Biden’s visit to Turkish Cyprus a historical step, says FM Davutoğlu

Biden’s visit to Turkish Cyprus a historical step, says FM Davutoğlu

Biden’s visit to Turkish Cyprus a historical step, says FM Davutoğlu

(LtoR) Special Representative and Head of the United Nations Peacekeeping Force in Cyprus, Lisa Buttenheim, Cypriot President Nicos Anastasiades, US Vice President Joe Biden and Turkish Cypriot leader Dervis Eroglu pose near the Ledra palace in the UN-patrolled Buffer Zone in Nicosia on May 22. AFP Photo

U.S. Vice President Joe Biden’s visit to Turkish Cyprus is a historical step as it shows equal treatment to both sides and gives a positive message, Foreign Minister Ahmet Davutoğlu said May 23.

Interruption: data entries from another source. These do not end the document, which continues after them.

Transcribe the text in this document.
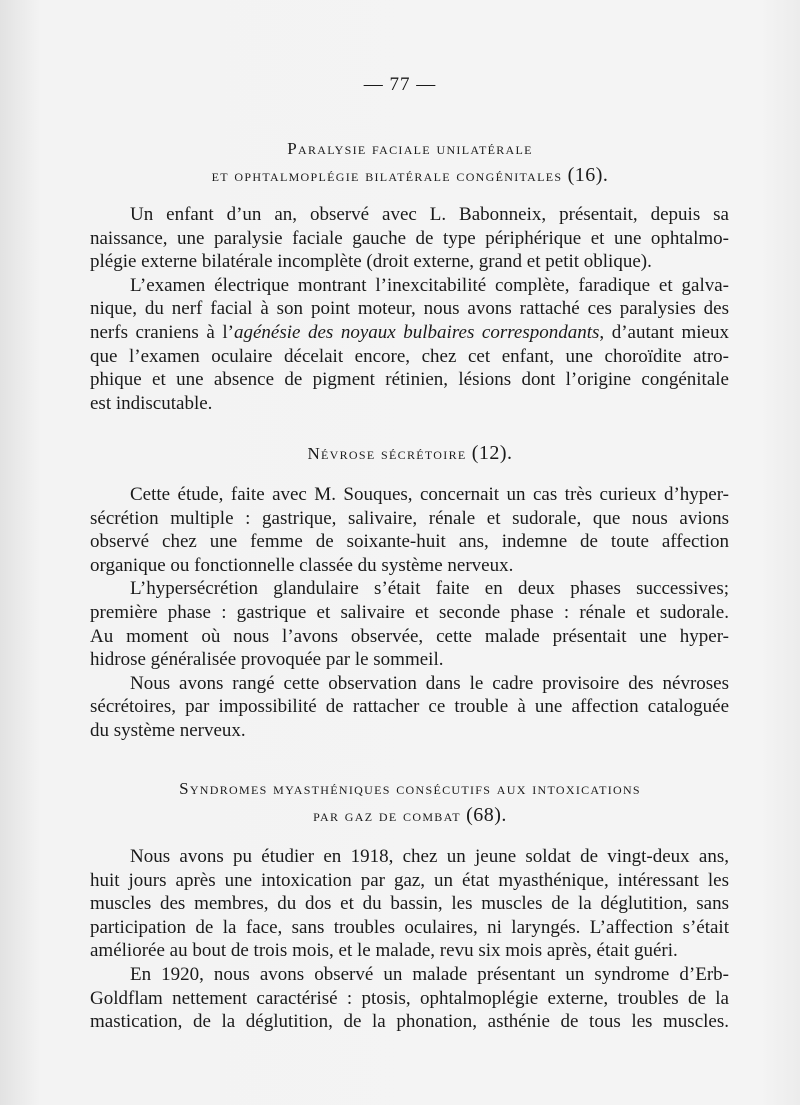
— 77 —
Paralysie faciale unilatérale
et ophtalmoplégie bilatérale congénitales (16).
Un enfant d’un an, observé avec L. Babonneix, présentait, depuis sa
naissance, une paralysie faciale gauche de type périphérique et une ophtalmo-
plégie externe bilatérale incomplète (droit externe, grand et petit oblique).
L’examen électrique montrant l’inexcitabilité complète, faradique et galva-
nique, du nerf facial à son point moteur, nous avons rattaché ces paralysies des
nerfs craniens à l’agénésie des noyaux bulbaires correspondants, d’autant mieux
que l’examen oculaire décelait encore, chez cet enfant, une choroïdite atro-
phique et une absence de pigment rétinien, lésions dont l’origine congénitale
est indiscutable.
Névrose sécrétoire (12).
Cette étude, faite avec M. Souques, concernait un cas très curieux d’hyper-
sécrétion multiple : gastrique, salivaire, rénale et sudorale, que nous avions
observé chez une femme de soixante-huit ans, indemne de toute affection
organique ou fonctionnelle classée du système nerveux.
L’hypersécrétion glandulaire s’était faite en deux phases successives;
première phase : gastrique et salivaire et seconde phase : rénale et sudorale.
Au moment où nous l’avons observée, cette malade présentait une hyper-
hidrose généralisée provoquée par le sommeil.
Nous avons rangé cette observation dans le cadre provisoire des névroses
sécrétoires, par impossibilité de rattacher ce trouble à une affection cataloguée
du système nerveux.
Syndromes myasthéniques consécutifs aux intoxications
par gaz de combat (68).
Nous avons pu étudier en 1918, chez un jeune soldat de vingt-deux ans,
huit jours après une intoxication par gaz, un état myasthénique, intéressant les
muscles des membres, du dos et du bassin, les muscles de la déglutition, sans
participation de la face, sans troubles oculaires, ni laryngés. L’affection s’était
améliorée au bout de trois mois, et le malade, revu six mois après, était guéri.
En 1920, nous avons observé un malade présentant un syndrome d’Erb-
Goldflam nettement caractérisé : ptosis, ophtalmoplégie externe, troubles de la
mastication, de la déglutition, de la phonation, asthénie de tous les muscles.
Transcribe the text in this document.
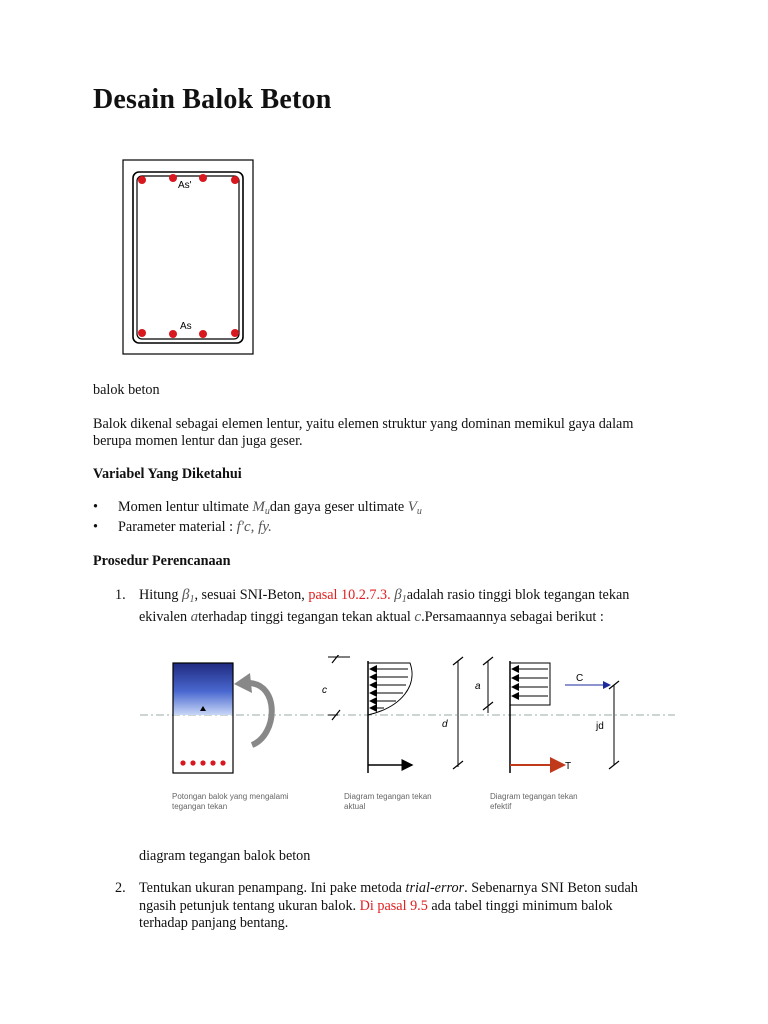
Desain Balok Beton
As'
As

balok beton

Balok dikenal sebagai elemen lentur, yaitu elemen struktur yang dominan memikul gaya dalam berupa momen lentur dan juga geser.

Variabel Yang Diketahui

• Momen lentur ultimate $M_udan$ gaya geser ultimate $V_u$
• Parameter material : f′c, fy.

Prosedur Perencanaan

1. Hitung $\beta_1$, sesuai SNI-Beton, pasal 10.2.7.3. $\beta_1adalah$ rasio tinggi blok tegangan tekan ekivalen aterhadap tinggi tegangan tekan aktual c.Persamaannya sebagai berikut :
c
d
a
C
T
jd
Potongan balok yang mengalami tegangan tekan
Diagram tegangan tekan aktual
Diagram tegangan tekan efektif

diagram tegangan balok beton

2. Tentukan ukuran penampang. Ini pake metoda trial-error. Sebenarnya SNI Beton sudah ngasih petunjuk tentang ukuran balok. Di pasal 9.5 ada tabel tinggi minimum balok terhadap panjang bentang.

During his visit to the divided island, Biden hailed Cyprus as a “key partner” and said its rival leaders had agreed to “speed up” efforts to end the 40-year division. Biden ended his visit, the highest level by a U.S. official to Cyprus since Lyndon B. Johnson in 1962, late on May 22.

“Biden’s message that demonstrates an equidistant approach to the parties is positive, according to us,” Davutoğlu said at a press conference with Kyrgyz Foreign Minister Erlan Abdyldaev in Ankara.

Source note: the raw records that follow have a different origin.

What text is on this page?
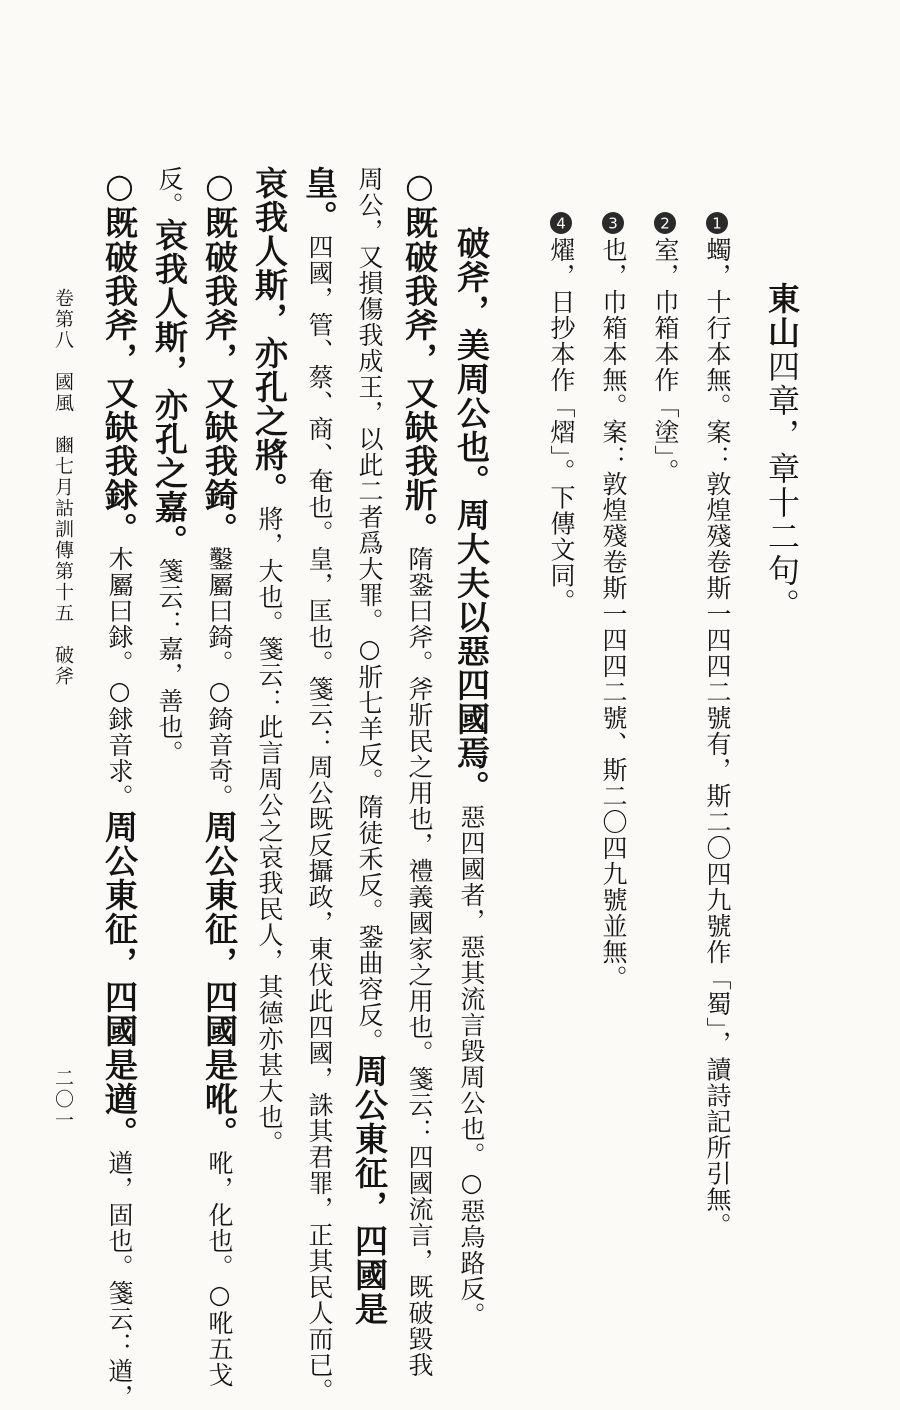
東山四章，章十二句。
1蠋，十行本無。案：敦煌殘卷斯一四四二號有，斯二〇四九號作「蜀」，讀詩記所引無。
2室，巾箱本作「塗」。
3也，巾箱本無。案：敦煌殘卷斯一四四二號、斯二〇四九號並無。
4燿，日抄本作「熠」。下傳文同。
破斧，美周公也。周大夫以惡四國焉。惡四國者，惡其流言毀周公也。○惡烏路反。
○既破我斧，又缺我斨。隋銎曰斧。斧斨民之用也，禮義國家之用也。箋云：四國流言，既破毀我
周公，又損傷我成王，以此二者爲大罪。○斨七羊反。隋徒禾反。銎曲容反。周公東征，四國是
皇。四國，管、蔡、商、奄也。皇，匡也。箋云：周公既反攝政，東伐此四國，誅其君罪，正其民人而已。
哀我人斯，亦孔之將。將，大也。箋云：此言周公之哀我民人，其德亦甚大也。
○既破我斧，又缺我錡。鑿屬曰錡。○錡音奇。周公東征，四國是吪。吪，化也。○吪五戈
反。哀我人斯，亦孔之嘉。箋云：嘉，善也。
○既破我斧，又缺我銶。木屬曰銶。○銶音求。周公東征，四國是遒。遒，固也。箋云：遒，
卷第八　國風　豳七月詁訓傳第十五　破斧
二〇一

Citing ongoing reunification talks between Greek Cypriots and Turkish Cypriots, Davutoğlu said Biden’s visit to Cyprus was “timely” and had the “right agenda,” expressing hope that his visit would accelerate the negotiations.

“Biden’s visit to Turkish Cyprus and meeting with Turkish Cypriot President Derviş Eroğlu is a historical step,” the minister said, noting that a permanent solution was impossible without an equidistant approach to the parties.

After meeting with Biden, Eroğlu said the vice president’s visit to the island had raised hopes of finding a solution to the crisis in Cyprus. Eroğlu and Biden also agreed that the possibility of achieving unity on the divided island relied on a comprehensive solution, with the Turkish Cypriot president adding that they agreed to accelerate negotiations and meet more often with the Greek side.

Eroğlu announced that he would meet Greek Cypriot leader Nicos Anastasiades twice a month following an agreement reached late May 22, noting that a comprehensive solution would lead to an opportunity to join the European Union and to be recognized by the international community.

“The time has come for a solution to the Cyprus issue,” Eroğlu said. “We cannot proceed by blaming or driving each other into a corner.”